La réponse est claire : l’Europe de la santé n’est pas une utopie, elle est déjà une réalité. Qui a commencé dès les années 90 avec la création d’instances spécialisées : l’Agence européenne des médicaments puis le Centre européen de prévention et de contrôle des maladies (ECDC). Depuis, de nouvelles initiatives sont régulièrement mises en place, à l’instar du règlement pédiatrique.

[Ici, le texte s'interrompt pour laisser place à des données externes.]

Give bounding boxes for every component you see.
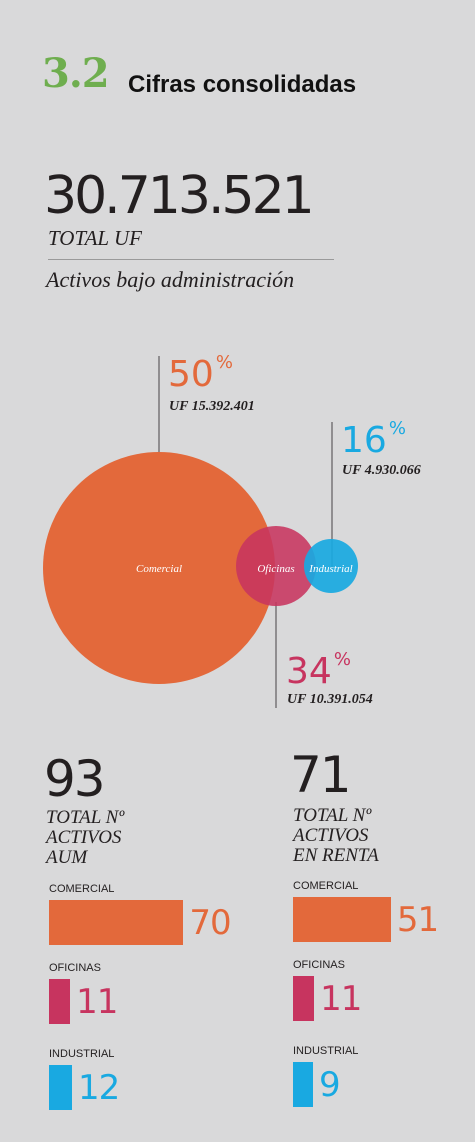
bubble-label-comercial: Comercial: [136, 563, 182, 575]
bar-category-comercial: COMERCIAL: [49, 883, 115, 895]
percent-symbol: %: [333, 649, 351, 670]
bar-category-oficinas: OFICINAS: [49, 962, 101, 974]
bar-category-industrial: INDUSTRIAL: [49, 1048, 115, 1060]
bubble-chart: Comercial Oficinas Industrial: [43, 356, 358, 708]
bar-category-oficinas: OFICINAS: [293, 959, 345, 971]
percent-symbol: %: [388, 418, 406, 439]
bubble-label-oficinas: Oficinas: [257, 563, 294, 575]
comercial-percent: 50%: [168, 352, 233, 395]
bar-industrial: [293, 1062, 313, 1107]
oficinas-uf: UF 10.391.054: [287, 692, 373, 707]
bar-value-industrial: 9: [319, 1065, 341, 1105]
percent-symbol: %: [215, 352, 233, 373]
industrial-uf: UF 4.930.066: [342, 463, 421, 478]
total-uf-value: 30.713.521: [44, 166, 315, 226]
divider: [48, 259, 334, 260]
section-number: 3.2: [42, 50, 110, 97]
bar-comercial: [293, 897, 391, 942]
bar-oficinas: [293, 976, 315, 1021]
bar-value-oficinas: 11: [320, 979, 362, 1019]
bubble-label-industrial: Industrial: [308, 563, 352, 575]
comercial-uf: UF 15.392.401: [169, 399, 255, 414]
bar-comercial: [49, 900, 184, 945]
industrial-percent: 16%: [341, 418, 406, 461]
total-assets-rent-count: 71: [290, 746, 352, 804]
bubble-industrial: [304, 539, 358, 593]
total-assets-aum-count: 93: [44, 750, 106, 808]
section-title: Cifras consolidadas: [128, 71, 357, 98]
total-uf-label: TOTAL UF: [48, 226, 142, 250]
bar-value-oficinas: 11: [76, 982, 118, 1022]
total-assets-rent-label: TOTAL Nº ACTIVOS EN RENTA: [293, 805, 379, 866]
bar-oficinas: [49, 979, 71, 1024]
assets-subtitle: Activos bajo administración: [46, 267, 295, 292]
bar-value-comercial: 51: [396, 900, 439, 940]
bar-category-industrial: INDUSTRIAL: [293, 1045, 359, 1057]
bar-category-comercial: COMERCIAL: [293, 880, 359, 892]
total-assets-aum-label: TOTAL Nº ACTIVOS AUM: [46, 807, 125, 868]
bubble-oficinas: [236, 526, 316, 606]
oficinas-percent: 34%: [286, 649, 351, 692]
bubble-comercial: [43, 452, 275, 684]
bar-industrial: [49, 1065, 73, 1110]
bar-value-industrial: 12: [78, 1068, 120, 1108]
bar-value-comercial: 70: [189, 903, 231, 943]
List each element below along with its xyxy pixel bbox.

En revanche, il est vrai que cette Europe de la santé a encore du pain sur la planche, et la crise sanitaire du Covid a mis en exergue certaines fragilités. Prenons le cas de la production de médicaments. L’Europe s’est enfoncée au fil des années dans une situation de dépendance. D’abord, pour nos médicaments matures (ceux que l’on connaît bien) : 80 % des principes actifs proviennent d’Asie. Mais aussi pour les produits innovants : seuls 22% des nouveaux traitements proviennent d’Europe (47 % des États-Unis). Nous pourrions tout aussi prendre l’exemple du cadre réglementaire. L'Europe est beaucoup plus lente à approuver les nouveaux médicaments que les États-Unis, le Japon, le Canada ou encore l'Australie, et avec des délais très hétérogènes entre les pays membres. Ces constats ont été largement partagés et la Commission a décidé en 2021 de consolider son rôle avec la mise en place de la nouvelle agence HERA et le renforcement de l’ECDC. Une stratégie pharmaceutique européenne a été également annoncée, accompagnée d’une révision de la législation communautaire. Des perspectives intéressantes, à condition bien sûr qu’il s’agisse d’une harmonisation globale et non d’un empilement de règles nationales, créant davantage de retard dans l’accès des patients aux médicaments.                              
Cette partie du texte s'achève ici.